Behind Lena, Dragan Vuković’s bloodied and tattered body suddenly raised itself off the floor as if some demonic force had filled it with a final burst of energy. His eyes snapped open, white in the red mask of his face, and turned towards his sister. The nine-millimetre clenched in his fist came up and pointed at her back.

Madison screamed. Ben yelled, ‘Look out!’ and Lena began to spin around, and then a tongue of yellow-white fire boomed from the muzzle of the gun. Ben was leaping for his pistol.

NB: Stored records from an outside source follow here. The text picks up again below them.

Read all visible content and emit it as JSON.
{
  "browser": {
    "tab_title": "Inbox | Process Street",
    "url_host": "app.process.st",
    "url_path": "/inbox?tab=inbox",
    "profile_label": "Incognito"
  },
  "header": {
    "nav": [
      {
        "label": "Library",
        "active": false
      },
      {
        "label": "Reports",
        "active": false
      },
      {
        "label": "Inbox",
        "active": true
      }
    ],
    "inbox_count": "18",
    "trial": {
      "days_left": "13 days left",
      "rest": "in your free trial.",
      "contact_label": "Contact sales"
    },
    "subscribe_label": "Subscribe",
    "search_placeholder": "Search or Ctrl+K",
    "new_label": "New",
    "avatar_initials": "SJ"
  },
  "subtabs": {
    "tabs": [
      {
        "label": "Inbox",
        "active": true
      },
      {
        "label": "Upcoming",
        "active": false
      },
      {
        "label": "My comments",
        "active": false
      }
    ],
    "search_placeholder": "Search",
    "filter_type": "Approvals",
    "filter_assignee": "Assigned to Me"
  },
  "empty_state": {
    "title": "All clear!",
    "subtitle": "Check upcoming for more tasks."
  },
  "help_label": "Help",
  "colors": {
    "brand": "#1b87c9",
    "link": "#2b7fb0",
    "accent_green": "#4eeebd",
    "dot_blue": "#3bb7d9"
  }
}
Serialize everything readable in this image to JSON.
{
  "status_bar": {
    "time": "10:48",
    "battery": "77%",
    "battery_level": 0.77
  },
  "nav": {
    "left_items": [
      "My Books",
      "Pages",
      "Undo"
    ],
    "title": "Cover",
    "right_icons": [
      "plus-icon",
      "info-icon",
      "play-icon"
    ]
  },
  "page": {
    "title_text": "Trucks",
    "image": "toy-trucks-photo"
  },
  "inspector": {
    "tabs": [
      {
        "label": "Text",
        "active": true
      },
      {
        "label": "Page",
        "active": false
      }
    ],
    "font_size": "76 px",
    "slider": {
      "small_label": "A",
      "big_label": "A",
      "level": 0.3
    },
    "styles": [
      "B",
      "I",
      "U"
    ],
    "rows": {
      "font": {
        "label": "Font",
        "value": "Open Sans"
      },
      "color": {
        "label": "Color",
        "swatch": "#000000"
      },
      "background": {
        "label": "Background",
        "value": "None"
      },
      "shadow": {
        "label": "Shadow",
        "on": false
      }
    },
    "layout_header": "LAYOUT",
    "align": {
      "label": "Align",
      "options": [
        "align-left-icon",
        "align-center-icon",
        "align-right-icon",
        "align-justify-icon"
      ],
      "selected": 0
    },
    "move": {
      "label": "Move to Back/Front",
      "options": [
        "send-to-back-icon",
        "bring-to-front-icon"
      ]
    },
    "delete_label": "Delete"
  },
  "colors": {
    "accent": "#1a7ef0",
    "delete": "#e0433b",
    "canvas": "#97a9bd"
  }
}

Lena’s body went as rigid as if she’d been hooked up to a main power line. She tottered back a step and almost fell, but somehow she managed to stay on her feet and bring up the shotgun.

Dragan shot her again.

The shotgun went off in Lena’s hands. Its deadly payload of buckshot and the big .45-calibre slug from Ben’s pistol both slammed at once into Dragan’s chest and the simultaneous impact kicked him flat. This time, Dragan Vuković truly wasn’t getting up again.

But he hadn’t gone down alone. Lena dropped the shotgun and fell backwards as Ben caught her in his arms. Her eyes rolled up to look at him and she burped a red mist, and then she was gone.

Ben did what he could to revive her. Madison helped, the two of them taking turns until they were both slicked with Lena’s blood and there was no longer any chance of bringing her back. Wherever Lena Vuković had slipped away to, Ben could only hope it was a better place than her brother.

The red house, now a deathly tomb, fell into silence. There seemed to be nothing more to say. Ben took Madison’s hand, and she hugged him tight for a long moment. Then he broke away from her and knelt by Dragan’s body to frisk him for the keys to the SUV that had brought him and Lena to the house. Madison picked up the case with the manuscript inside. It would not be out of her sight again until she reached the USA.

Outside, Ben blipped the key fob at the line of parked SUVs in front of the house. The last one in the line flashed its indicators and unlocked itself with a clunk.

‘I’ll drive,’ Madison said. Ben let her. She stowed her case in the back, and he climbed into the passenger seat and lit his last Gauloise with his good hand, and Madison fired up the car and took off. They left the burning ruins of Zarko Kožul’s compound without looking back, and didn’t talk about it all the way to Belgrade.

A new journey was about to begin, for both of them. The final voyage of the Bach manuscript.